For some time now I’ve wondered: Can assessments do more for us? Can they help us understand not just how a student answers a question, but the thought process the student uses to get to the answer? Knowing about the strategies that students use when testing has the potential to help us better understand what students know and don’t know, how test takers interact with the test questions, and how we might build even better tests. A lot goes on when a student takes a test that traditional testing just hasn’t been able to capture — until now.
The move from paper-based to digitally-based assessments is expanding opportunities to more fully understand the approach students engage in when responding to the questions on a test by capturing “process data.” Process data, also called “observable data,” reflect student behaviors during test taking. This information can be derived from key strokes used to answer a question, the time spent on a test question or task, eye movement when reading a test passage, how test takers interact with test stimulus materials, and how test takers utilize resources and tools. Such data hold the promise of developing a better understanding of students’ thought processes and strategies during testing and, therefore, developing better tests.
Emerging research at Educational Testing Service (ETS) on process data is providing more insight into what a test is measuring and how students interact with the test questions. Traditionally, the answers given by students to test questions have been the only source of information about what students know or don’t know. While students’ final answers show if they can answer correctly or incorrectly, the answers alone do not help us understand fully how students come up with the answer. Interpretations of students’ performance based only on how many correct responses are given may be misleading for students who use a flawed strategy or for students who rush through the test but are “lucky guessers.” By capturing process data as students work through the test questions, use the tools and aides provided to them, and record their observations and conclusions, profiles of performance that demonstrate different solution strategies might be created, not just test scores. Other information, such as the percent of students who used a calculator on a particular mathematics question, the percent of students who used text-to-speech capabilities on the test, or the fluency rate of students (i.e., the ability to write an essay accurately, quickly and appropriately) could also be captured.

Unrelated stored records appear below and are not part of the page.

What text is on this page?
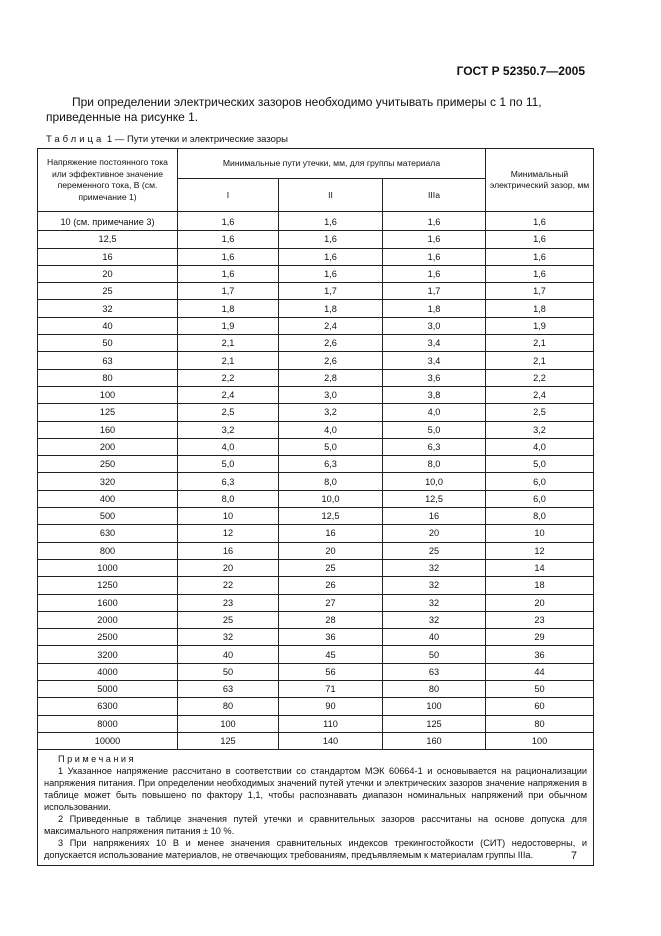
ГОСТ Р 52350.7—2005

При определении электрических зазоров необходимо учитывать примеры с 1 по 11, приведенные на рисунке 1.

Таблица 1 — Пути утечки и электрические зазоры
Напряжение постоянного тока или эффективное значение переменного тока, В (см. примечание 1)	Минимальные пути утечки, мм, для группы материала			Минимальный электрический зазор, мм
	I	II	IIIa	
10 (см. примечание 3)	1,6	1,6	1,6	1,6
12,5	1,6	1,6	1,6	1,6
16	1,6	1,6	1,6	1,6
20	1,6	1,6	1,6	1,6
25	1,7	1,7	1,7	1,7
32	1,8	1,8	1,8	1,8
40	1,9	2,4	3,0	1,9
50	2,1	2,6	3,4	2,1
63	2,1	2,6	3,4	2,1
80	2,2	2,8	3,6	2,2
100	2,4	3,0	3,8	2,4
125	2,5	3,2	4,0	2,5
160	3,2	4,0	5,0	3,2
200	4,0	5,0	6,3	4,0
250	5,0	6,3	8,0	5,0
320	6,3	8,0	10,0	6,0
400	8,0	10,0	12,5	6,0
500	10	12,5	16	8,0
630	12	16	20	10
800	16	20	25	12
1000	20	25	32	14
1250	22	26	32	18
1600	23	27	32	20
2000	25	28	32	23
2500	32	36	40	29
3200	40	45	50	36
4000	50	56	63	44
5000	63	71	80	50
6300	80	90	100	60
8000	100	110	125	80
10000	125	140	160	100

Примечания

1 Указанное напряжение рассчитано в соответствии со стандартом МЭК 60664-1 и основывается на рационализации напряжения питания. При определении необходимых значений путей утечки и электрических зазоров значение напряжения в таблице может быть повышено по фактору 1,1, чтобы распознавать диапазон номинальных напряжений при обычном использовании.

2 Приведенные в таблице значения путей утечки и сравнительных зазоров рассчитаны на основе допуска для максимального напряжения питания ± 10 %.

3 При напряжениях 10 В и менее значения сравнительных индексов трекингостойкости (СИТ) недостоверны, и допускается использование материалов, не отвечающих требованиям, предъявляемым к материалам группы IIIa.					7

In the future, this type of information could make the reporting of test results even more useful to educators.
In one of my recently published books, Validation of Score Meaning for the Next Generation of Assessments: The Use of Response Processes, many of the issues surrounding capturing, interpreting and using process data are explored. I co-edited the book with one of my colleagues, James Pellegrino, Distinguished Professor at the University of Illinois, Chicago. As we point out in the book, an emphasis on using process data to help us understand how students approach testing is not new — the desire to assess what a student is “doing” was highlighted in the first edition of Educational Measurement in 1951. But over the last decade I have seen an increase in designing and developing tests that are both informed by and provide information about students’ processes in learning and in testing.
In addition to providing a better understanding of the thought processes and strategies students use, process data show promise in informing the future design of tests. Such data can provide information on new types of questions that require students to do more than simply select from a list of possible answers — questions that require students to come up with answers after performing a science experiment on their computer, to create a mathematical equation or graph, or to highlight sentences in a passage to provide support for their answer. Do these types of questions pose potential barriers for students because they are unfamiliar with the technology that needs to be used? Are the questions clear and concise or is there something in the way in which the questions are presented that confuses students? Process data may well provide answers to these as well as other important questions.
I admit that research on process data is not without its challenges. How can we appropriately interpret such complex behavior? What do different behaviors imply for individual students, or for groups and subgroups of students? Will gathering process data change the very behavior we are attempting to capture? But such data also open up a world of possibilities to better understand how students go about answering the questions on a test, to provide educators with more relevant information about their students and to guide the creation of the next generation of assessments.
Creating tests that are useful, appropriate and fair for all students is the goal that we at ETS are continually striving towards. The promise that process data hold takes us into the future of what an assessment is capable of and how it can benefit all.